La dépression saisonnière (ou trouble affectif saisonnier) affecte les sujets pendant l’hiver alors que la durée quotidienne d’exposition à la lumière du jour est réduite. Cette pathologie disparaît avec le retour des beaux jours, certains sujets présentent même des comportements exaltés en été, qui peuvent être rapprochés des phases maniaques du syndrome bipolaire. Un traitement physiologique efficace de la dépression saisonnière est d’exposer les patient à une source de lumière artificielle vive.

La pharmacothérapie s’appuie sur plusieurs classes médicamenteuses (IMAO, tricycliques, inhibiteurs sélectifs de la recapture de la sérotonine) qui visent à renforcer la neurotransmission médiée par la sérotonine (essentiellement), la noradrénaline et dopamine (moins fréquemment). Puisque les médicaments les plus efficaces accroissent la neurotransmission sérotoninergique, il est envisageable qu’un hypofonctionnement de cette dernière existe dans la physiopathologie de la dépression, mais il est illusoire de penser que la dépression résulte uniquement de cette seule défaillance sérotoninergique. Il existe des patients résistants aux anti-dépresseurs qui peuvent trouver un soulagement de leurs maux par des électrochocs. Ceux-ci ont un bon effet antidépresseur mais le mécanisme de ce bénéfice est inconnu. Enfin, s’il existe des familles de dépressifs, indiquant une part héréditaire dans le développement de ce syndrome, aucun gène associé à la dépression n’est identifié à ce jour.

V-Les maladies neurodégénératives : ces sont des pathologies neurologiques où des dysfonctionnements génétiques et/ou métaboliques conduisent à la mort de groupes de neurones spécifiques. Les symptômes de ces pathologies s’aggravent au cours du temps avec l’augmentation du nombres de neurones disparus et varient selon les fonctions que des neurones morts assuraient. Ainsi (et pour ne citer que les pathologies neurodégénératives les plus fréquentes), la maladie de Alzheimer se traduit par des déficits mnésiques, cognitifs et affectifs en raison de la mort de neurones du système limbique et du cortex ; alors que la chorée de Huntington et la maladie de Parkinson provoquent de graves déficits moteurs à cause de la mort de neurones impliqués dans le fonctionnement du striatum (dégénérescence du noyau caudé et du putamen pour Huntington et de la substance noire pour Parkinson). Une paralysie, qui peut progresse vers le décès, apparaît dans les scléroses latérales amyotrophiques dues à la neurodégénérescence des motoneurones.

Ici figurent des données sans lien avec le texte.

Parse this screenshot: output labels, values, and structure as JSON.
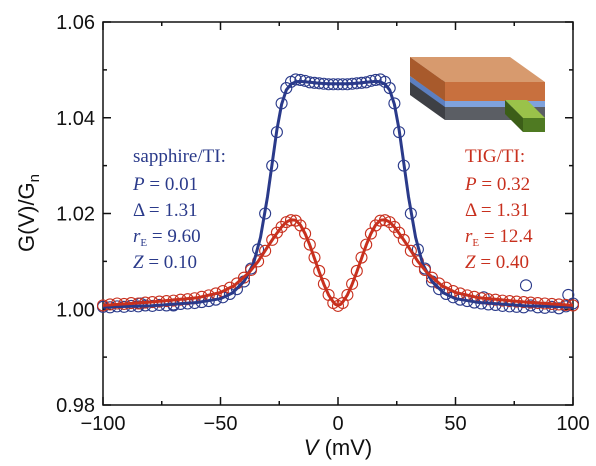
{
  "chart_data": {
    "type": "scatter",
    "xlabel": {
      "var": "V",
      "unit": " (mV)"
    },
    "ylabel": {
      "main": "G(V)/G",
      "sub": "n"
    },
    "xlim": [
      -100,
      100
    ],
    "ylim": [
      0.98,
      1.06
    ],
    "xticks": [
      "−100",
      "−50",
      "0",
      "50",
      "100"
    ],
    "xtick_values": [
      -100,
      -50,
      0,
      50,
      100
    ],
    "yticks": [
      "0.98",
      "1.00",
      "1.02",
      "1.04",
      "1.06"
    ],
    "ytick_values": [
      0.98,
      1.0,
      1.02,
      1.04,
      1.06
    ],
    "series": [
      {
        "color": "#2a3a8a",
        "marker": "open-circle",
        "fit_params": {
          "P": 0.01,
          "Delta": 1.31,
          "rE": 9.6,
          "Z": 0.1
        },
        "points": [
          [
            -100,
            1.0005
          ],
          [
            -97,
            1.0004
          ],
          [
            -94,
            1.0006
          ],
          [
            -91,
            1.0005
          ],
          [
            -88,
            1.0007
          ],
          [
            -85,
            1.0006
          ],
          [
            -82,
            1.0008
          ],
          [
            -79,
            1.0007
          ],
          [
            -76,
            1.0009
          ],
          [
            -73,
            1.0008
          ],
          [
            -70,
            1.001
          ],
          [
            -67,
            1.0011
          ],
          [
            -64,
            1.0012
          ],
          [
            -61,
            1.0013
          ],
          [
            -58,
            1.0015
          ],
          [
            -55,
            1.0017
          ],
          [
            -52,
            1.002
          ],
          [
            -49,
            1.0025
          ],
          [
            -46,
            1.0032
          ],
          [
            -43,
            1.0042
          ],
          [
            -40,
            1.0058
          ],
          [
            -37,
            1.0085
          ],
          [
            -34,
            1.0125
          ],
          [
            -31,
            1.02
          ],
          [
            -28,
            1.03
          ],
          [
            -26,
            1.037
          ],
          [
            -24,
            1.043
          ],
          [
            -22,
            1.0462
          ],
          [
            -20,
            1.0475
          ],
          [
            -18,
            1.048
          ],
          [
            -16,
            1.0479
          ],
          [
            -14,
            1.0477
          ],
          [
            -12,
            1.0474
          ],
          [
            -10,
            1.0473
          ],
          [
            -8,
            1.0472
          ],
          [
            -6,
            1.0471
          ],
          [
            -4,
            1.047
          ],
          [
            -2,
            1.047
          ],
          [
            0,
            1.047
          ],
          [
            2,
            1.047
          ],
          [
            4,
            1.047
          ],
          [
            6,
            1.0471
          ],
          [
            8,
            1.0472
          ],
          [
            10,
            1.0473
          ],
          [
            12,
            1.0474
          ],
          [
            14,
            1.0477
          ],
          [
            16,
            1.0479
          ],
          [
            18,
            1.048
          ],
          [
            20,
            1.0475
          ],
          [
            22,
            1.0462
          ],
          [
            24,
            1.043
          ],
          [
            26,
            1.037
          ],
          [
            28,
            1.03
          ],
          [
            31,
            1.02
          ],
          [
            34,
            1.0125
          ],
          [
            37,
            1.0085
          ],
          [
            40,
            1.0058
          ],
          [
            43,
            1.0042
          ],
          [
            46,
            1.0032
          ],
          [
            49,
            1.0025
          ],
          [
            52,
            1.002
          ],
          [
            55,
            1.0017
          ],
          [
            58,
            1.0014
          ],
          [
            61,
            1.0012
          ],
          [
            64,
            1.001
          ],
          [
            67,
            1.0009
          ],
          [
            70,
            1.0007
          ],
          [
            73,
            1.0006
          ],
          [
            76,
            1.0005
          ],
          [
            79,
            1.0004
          ],
          [
            82,
            1.0008
          ],
          [
            85,
            1.0004
          ],
          [
            88,
            1.0003
          ],
          [
            91,
            1.0005
          ],
          [
            94,
            1.0002
          ],
          [
            97,
            1.0006
          ],
          [
            100,
            1.0012
          ],
          [
            80,
            1.005
          ],
          [
            98,
            1.003
          ],
          [
            62,
            1.0025
          ],
          [
            -84,
            1.0012
          ],
          [
            -70,
            1.0008
          ]
        ],
        "fit": [
          [
            -100,
            1.0005
          ],
          [
            -80,
            1.0007
          ],
          [
            -60,
            1.0014
          ],
          [
            -50,
            1.0022
          ],
          [
            -45,
            1.0034
          ],
          [
            -40,
            1.0058
          ],
          [
            -36,
            1.0095
          ],
          [
            -33,
            1.015
          ],
          [
            -30,
            1.0235
          ],
          [
            -28,
            1.0305
          ],
          [
            -26,
            1.0375
          ],
          [
            -24,
            1.0428
          ],
          [
            -22,
            1.0458
          ],
          [
            -20,
            1.047
          ],
          [
            -18,
            1.0475
          ],
          [
            -16,
            1.0476
          ],
          [
            -12,
            1.0474
          ],
          [
            -8,
            1.0472
          ],
          [
            -4,
            1.0471
          ],
          [
            0,
            1.0471
          ],
          [
            4,
            1.0471
          ],
          [
            8,
            1.0472
          ],
          [
            12,
            1.0474
          ],
          [
            16,
            1.0476
          ],
          [
            18,
            1.0475
          ],
          [
            20,
            1.047
          ],
          [
            22,
            1.0458
          ],
          [
            24,
            1.0428
          ],
          [
            26,
            1.0375
          ],
          [
            28,
            1.0305
          ],
          [
            30,
            1.0235
          ],
          [
            33,
            1.015
          ],
          [
            36,
            1.0095
          ],
          [
            40,
            1.0058
          ],
          [
            45,
            1.0034
          ],
          [
            50,
            1.0022
          ],
          [
            60,
            1.0014
          ],
          [
            80,
            1.0007
          ],
          [
            100,
            1.0005
          ]
        ]
      },
      {
        "color": "#c8301e",
        "marker": "open-circle",
        "fit_params": {
          "P": 0.32,
          "Delta": 1.31,
          "rE": 12.4,
          "Z": 0.4
        },
        "points": [
          [
            -100,
            1.0008
          ],
          [
            -97,
            1.001
          ],
          [
            -94,
            1.0012
          ],
          [
            -91,
            1.0011
          ],
          [
            -88,
            1.0013
          ],
          [
            -85,
            1.0012
          ],
          [
            -82,
            1.0014
          ],
          [
            -79,
            1.0015
          ],
          [
            -76,
            1.0016
          ],
          [
            -73,
            1.0017
          ],
          [
            -70,
            1.0018
          ],
          [
            -67,
            1.002
          ],
          [
            -64,
            1.0021
          ],
          [
            -61,
            1.0023
          ],
          [
            -58,
            1.0026
          ],
          [
            -55,
            1.0029
          ],
          [
            -52,
            1.0033
          ],
          [
            -49,
            1.0038
          ],
          [
            -46,
            1.0045
          ],
          [
            -43,
            1.0054
          ],
          [
            -40,
            1.0066
          ],
          [
            -37,
            1.0082
          ],
          [
            -34,
            1.01
          ],
          [
            -31,
            1.0122
          ],
          [
            -28,
            1.0145
          ],
          [
            -26,
            1.016
          ],
          [
            -24,
            1.0172
          ],
          [
            -22,
            1.0182
          ],
          [
            -20,
            1.0186
          ],
          [
            -18,
            1.0185
          ],
          [
            -16,
            1.0175
          ],
          [
            -14,
            1.0158
          ],
          [
            -12,
            1.0135
          ],
          [
            -10,
            1.0108
          ],
          [
            -8,
            1.008
          ],
          [
            -6,
            1.0053
          ],
          [
            -4,
            1.003
          ],
          [
            -2,
            1.0013
          ],
          [
            0,
            1.0007
          ],
          [
            2,
            1.0013
          ],
          [
            4,
            1.003
          ],
          [
            6,
            1.0053
          ],
          [
            8,
            1.008
          ],
          [
            10,
            1.0108
          ],
          [
            12,
            1.0135
          ],
          [
            14,
            1.0158
          ],
          [
            16,
            1.0175
          ],
          [
            18,
            1.0185
          ],
          [
            20,
            1.0186
          ],
          [
            22,
            1.0182
          ],
          [
            24,
            1.0172
          ],
          [
            26,
            1.016
          ],
          [
            28,
            1.0145
          ],
          [
            31,
            1.0122
          ],
          [
            34,
            1.01
          ],
          [
            37,
            1.0082
          ],
          [
            40,
            1.0066
          ],
          [
            43,
            1.0054
          ],
          [
            46,
            1.0045
          ],
          [
            49,
            1.0038
          ],
          [
            52,
            1.0033
          ],
          [
            55,
            1.0029
          ],
          [
            58,
            1.0026
          ],
          [
            61,
            1.0023
          ],
          [
            64,
            1.0021
          ],
          [
            67,
            1.002
          ],
          [
            70,
            1.0018
          ],
          [
            73,
            1.0017
          ],
          [
            76,
            1.0016
          ],
          [
            79,
            1.0015
          ],
          [
            82,
            1.0014
          ],
          [
            85,
            1.0013
          ],
          [
            88,
            1.0012
          ],
          [
            91,
            1.0011
          ],
          [
            94,
            1.001
          ],
          [
            97,
            1.0009
          ],
          [
            100,
            1.0008
          ]
        ],
        "fit": [
          [
            -100,
            1.0008
          ],
          [
            -80,
            1.0015
          ],
          [
            -60,
            1.0024
          ],
          [
            -50,
            1.0035
          ],
          [
            -44,
            1.005
          ],
          [
            -38,
            1.0076
          ],
          [
            -34,
            1.01
          ],
          [
            -30,
            1.013
          ],
          [
            -27,
            1.0152
          ],
          [
            -24,
            1.0172
          ],
          [
            -22,
            1.0182
          ],
          [
            -20,
            1.0187
          ],
          [
            -18,
            1.0186
          ],
          [
            -16,
            1.0176
          ],
          [
            -14,
            1.0158
          ],
          [
            -12,
            1.0134
          ],
          [
            -10,
            1.0106
          ],
          [
            -8,
            1.0078
          ],
          [
            -6,
            1.0052
          ],
          [
            -4,
            1.003
          ],
          [
            -2,
            1.0015
          ],
          [
            -1,
            1.001
          ],
          [
            0,
            1.0008
          ],
          [
            1,
            1.001
          ],
          [
            2,
            1.0015
          ],
          [
            4,
            1.003
          ],
          [
            6,
            1.0052
          ],
          [
            8,
            1.0078
          ],
          [
            10,
            1.0106
          ],
          [
            12,
            1.0134
          ],
          [
            14,
            1.0158
          ],
          [
            16,
            1.0176
          ],
          [
            18,
            1.0186
          ],
          [
            20,
            1.0187
          ],
          [
            22,
            1.0182
          ],
          [
            24,
            1.0172
          ],
          [
            27,
            1.0152
          ],
          [
            30,
            1.013
          ],
          [
            34,
            1.01
          ],
          [
            38,
            1.0076
          ],
          [
            44,
            1.005
          ],
          [
            50,
            1.0035
          ],
          [
            60,
            1.0024
          ],
          [
            80,
            1.0015
          ],
          [
            100,
            1.0008
          ]
        ]
      }
    ]
  },
  "legend_blue": {
    "title": "sapphire/TI:",
    "p_label": "P",
    "p_value": " = 0.01",
    "d_label": "Δ",
    "d_value": " = 1.31",
    "r_label": "r",
    "r_sub": "E",
    "r_value": " = 9.60",
    "z_label": "Z",
    "z_value": " = 0.10"
  },
  "legend_red": {
    "title": "TIG/TI:",
    "p_label": "P",
    "p_value": " = 0.32",
    "d_label": "Δ",
    "d_value": " = 1.31",
    "r_label": "r",
    "r_sub": "E",
    "r_value": " = 12.4",
    "z_label": "Z",
    "z_value": " = 0.40"
  },
  "colors": {
    "blue": "#2a3a8a",
    "red": "#c8301e",
    "axis": "#111111"
  }
}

Ci-dessous, seules les principales caractéristiques de la maladie de Parkinson seront présentés, à titre d’exemple.

La maladie de Parkinson se traduit par une dégradation des mouvements liés à un défaut de stimulation dopaminergique du striatum par la substance noire. Dans les conditions normales, cette structure du mésencéphale innerve le noyau caudé et le putamen qu’elle stimule en libérant de la dopamine (Figure 5)

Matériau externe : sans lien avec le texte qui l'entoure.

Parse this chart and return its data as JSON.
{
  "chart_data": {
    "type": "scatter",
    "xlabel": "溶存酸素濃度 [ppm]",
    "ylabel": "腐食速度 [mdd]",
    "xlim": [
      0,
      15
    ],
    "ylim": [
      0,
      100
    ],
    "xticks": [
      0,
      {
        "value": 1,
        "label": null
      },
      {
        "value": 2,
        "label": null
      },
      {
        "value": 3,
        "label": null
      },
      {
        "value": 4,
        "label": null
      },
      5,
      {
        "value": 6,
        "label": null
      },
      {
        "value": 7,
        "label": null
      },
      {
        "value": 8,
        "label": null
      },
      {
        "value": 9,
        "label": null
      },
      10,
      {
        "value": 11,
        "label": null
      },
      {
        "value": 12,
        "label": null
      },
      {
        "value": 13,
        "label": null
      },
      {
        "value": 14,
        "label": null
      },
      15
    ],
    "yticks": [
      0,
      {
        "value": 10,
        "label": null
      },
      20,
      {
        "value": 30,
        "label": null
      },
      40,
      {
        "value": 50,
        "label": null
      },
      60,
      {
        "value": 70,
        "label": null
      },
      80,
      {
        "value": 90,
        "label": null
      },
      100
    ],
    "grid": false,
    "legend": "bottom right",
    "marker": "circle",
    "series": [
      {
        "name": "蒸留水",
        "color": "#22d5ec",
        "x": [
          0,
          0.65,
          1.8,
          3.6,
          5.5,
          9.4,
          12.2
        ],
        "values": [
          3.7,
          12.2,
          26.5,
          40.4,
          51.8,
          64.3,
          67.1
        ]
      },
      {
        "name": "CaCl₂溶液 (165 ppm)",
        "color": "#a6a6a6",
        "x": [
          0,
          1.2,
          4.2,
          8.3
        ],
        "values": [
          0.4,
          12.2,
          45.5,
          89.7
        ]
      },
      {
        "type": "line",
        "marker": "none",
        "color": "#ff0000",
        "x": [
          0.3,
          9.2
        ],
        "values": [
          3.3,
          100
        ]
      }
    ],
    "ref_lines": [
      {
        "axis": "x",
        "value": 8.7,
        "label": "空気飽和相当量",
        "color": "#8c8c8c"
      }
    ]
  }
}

Figure 5 : vue sagittale de l’encéphale et du tronc cérébrale. L’innervation dopaminergique issue de la substance noire mésencéphalique se projette en particulier sur le striatum (noyau caudé et putamen) afin de participe au contrôle de la motricité assurée par ces noyaux gris.

Les troubles parkinsoniens résultent de la mort des neurones dopaminergiques. La réduction importante de l’influx dopaminergique dans le striatum perturbe considérablement l’activité motrice. Ainsi les malades se déplacent difficilement avec un maintien rigide, les mouvements exigent beaucoup d’effort. Des tremblements réguliers touchent les mains. Le tonus musculaire du visage est parfois réduit ce qui lui donne un aspect figé.

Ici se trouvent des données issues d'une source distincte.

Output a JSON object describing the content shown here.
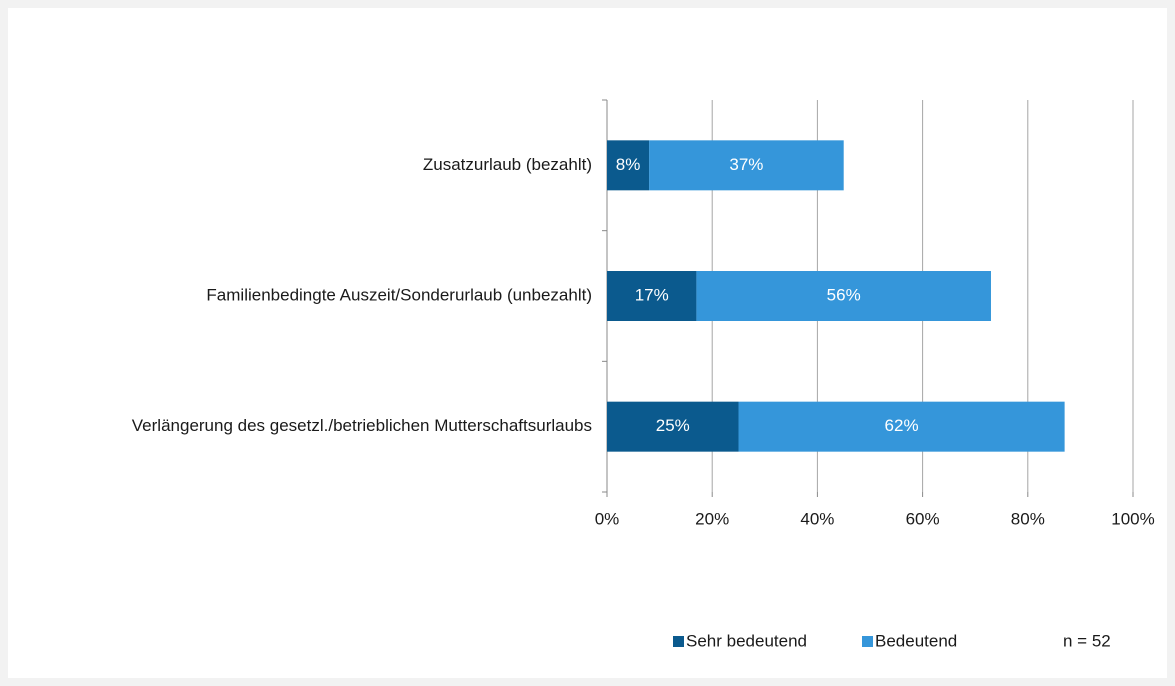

La thérapie de cette neuropathologie consiste à administrer un précurseur de la dopamine, la L-dopa, qui, à la différence de la dopamine, peut franchir la barrière hémato-encéphalique (Figure 6).

Figure 6. L’administration de L-Dopa permet de renforcer la production de dopamine par les neurones de la substance noire encore en vie.

L’apport de L-Dopa permet aux neurones dopaminergiques survivant de compenser l’absence des neurones morts en libérant plus de dopamine dans le striatum. Cette médication permet de réduire efficacement les troubles moteurs ; mais malheureusement on ne sait pas encore arrêter interrompre le processus neurodégénératif parkinsonien.